5. Tang, Philip (2006). Some observations on the breeding of the Malaysian Plover. Nature Watch 14(4):18-21.
6. Wee, Y.C. (2005). Look, what came out of the crow’s nests. Nature Watch 13(1):22-25.
7. Wee, Y.C. (2005). Foraging a closer relationship with Pink-necked Green-pigeons. Nature Watch 13(3):16-22.
8. Wee, Y.C. (2006). Announcement of a new bird group affiliated to the Nature Society (Singapore). BirdingAsia 5:5.
9. Wee, Y.C. (2006). Forty years of birding and ornithological research in Singapore. Birding Asia 5:12-15.
10. Wee, Y.C. (2008). Anting in Singapore birds. Nature in Singapore, 1:23-25.
11. Wee, Y.C., Chan, M. & Chan, Y.M. Aberrant behaviour of a pair of female Great and Rhinoceros Hornbills: One year on (in press).
12. Wee Y.C., Chan Y.M., Chan, M., Sreedharan, G., Tang, P. & Subaraj, R. (2006). Battle for nest-holes in urban Singapore. Nature Watch 14(3):6-10.
13. Wee, Y.C. & Ng, Angie. Painted Jezebel: Journey of the 21 caterpillars (in press).

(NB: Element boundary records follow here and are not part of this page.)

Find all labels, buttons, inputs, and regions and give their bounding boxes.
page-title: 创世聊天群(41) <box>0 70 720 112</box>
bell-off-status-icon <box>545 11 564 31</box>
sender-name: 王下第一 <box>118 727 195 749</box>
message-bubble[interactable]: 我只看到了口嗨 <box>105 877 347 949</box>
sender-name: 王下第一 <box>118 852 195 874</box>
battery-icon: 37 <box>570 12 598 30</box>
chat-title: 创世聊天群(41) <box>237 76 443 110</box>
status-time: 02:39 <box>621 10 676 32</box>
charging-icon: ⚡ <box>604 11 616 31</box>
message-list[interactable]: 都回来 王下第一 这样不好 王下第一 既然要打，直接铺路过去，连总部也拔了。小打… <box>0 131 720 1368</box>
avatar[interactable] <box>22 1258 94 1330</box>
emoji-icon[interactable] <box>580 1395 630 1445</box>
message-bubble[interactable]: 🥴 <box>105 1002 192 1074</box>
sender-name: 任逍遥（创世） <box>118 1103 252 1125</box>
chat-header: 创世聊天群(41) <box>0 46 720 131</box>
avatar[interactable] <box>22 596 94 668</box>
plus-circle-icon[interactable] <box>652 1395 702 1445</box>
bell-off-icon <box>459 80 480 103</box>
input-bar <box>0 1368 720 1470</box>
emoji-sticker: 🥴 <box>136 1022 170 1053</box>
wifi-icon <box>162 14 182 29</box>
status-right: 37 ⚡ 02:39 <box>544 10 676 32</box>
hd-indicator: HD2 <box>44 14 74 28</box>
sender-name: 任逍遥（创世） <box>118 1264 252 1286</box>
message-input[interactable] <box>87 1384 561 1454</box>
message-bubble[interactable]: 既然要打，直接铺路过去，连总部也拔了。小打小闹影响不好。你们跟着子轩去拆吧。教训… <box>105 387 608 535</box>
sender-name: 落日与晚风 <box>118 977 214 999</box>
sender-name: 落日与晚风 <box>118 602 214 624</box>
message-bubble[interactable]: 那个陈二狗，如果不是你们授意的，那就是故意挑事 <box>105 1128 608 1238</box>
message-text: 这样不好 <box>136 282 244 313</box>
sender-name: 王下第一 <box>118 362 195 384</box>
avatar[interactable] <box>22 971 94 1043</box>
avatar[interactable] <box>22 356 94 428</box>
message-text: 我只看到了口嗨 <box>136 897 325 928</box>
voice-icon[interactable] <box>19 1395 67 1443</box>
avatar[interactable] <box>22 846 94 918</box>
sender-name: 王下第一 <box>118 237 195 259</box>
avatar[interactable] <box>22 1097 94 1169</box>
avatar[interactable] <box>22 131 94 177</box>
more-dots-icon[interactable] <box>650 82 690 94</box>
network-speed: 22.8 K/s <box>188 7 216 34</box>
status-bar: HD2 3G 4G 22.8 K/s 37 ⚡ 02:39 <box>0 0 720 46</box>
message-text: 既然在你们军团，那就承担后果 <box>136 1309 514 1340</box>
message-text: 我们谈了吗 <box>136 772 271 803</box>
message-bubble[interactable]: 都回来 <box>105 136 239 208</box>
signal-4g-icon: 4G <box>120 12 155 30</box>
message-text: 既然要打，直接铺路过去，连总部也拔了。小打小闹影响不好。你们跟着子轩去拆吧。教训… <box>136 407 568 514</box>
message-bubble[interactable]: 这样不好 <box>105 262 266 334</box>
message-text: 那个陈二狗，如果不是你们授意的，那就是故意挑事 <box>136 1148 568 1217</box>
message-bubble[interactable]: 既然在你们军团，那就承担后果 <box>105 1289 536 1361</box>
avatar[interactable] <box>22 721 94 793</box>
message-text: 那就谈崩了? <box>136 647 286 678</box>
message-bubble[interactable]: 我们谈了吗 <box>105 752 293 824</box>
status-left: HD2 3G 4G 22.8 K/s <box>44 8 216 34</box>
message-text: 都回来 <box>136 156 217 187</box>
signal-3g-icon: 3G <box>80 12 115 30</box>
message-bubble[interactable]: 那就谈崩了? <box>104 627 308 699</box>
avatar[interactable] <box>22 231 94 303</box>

14. Wee, Y.C. & Subaraj, R. (2005). Of palms and birds. Nature Watch 13(4):7-11.
15. Wee, Y.C. & Subaraj, R. (2006). The Bird Ecology Study Group, Nature Society (Singapore): one year on. BirdingAsia 6:6.
16. Wee, Y.C. & Subaraj, R. (2006) Aberrant behaviour of a pair of female Great and Rhinoceros Hornbills in Singapore. Birding Asia 6:18-22.
17. Wee, Y.C., Tsang, K.C., Chan, Melinda, Chan, Y.M. & Ng, Angie (2008). Oriental Pied Hornbill: two recent failed nesting attempts on mainland Singapore. BirdingAsia 9:72-77.
NOTE: BESG is dedicated to helping contributors to formally publish their observations posted in this website. Formal publications allow the relevant observers to lay claim to their observations. BESG will extend as much assistance as possible for these observations to be published.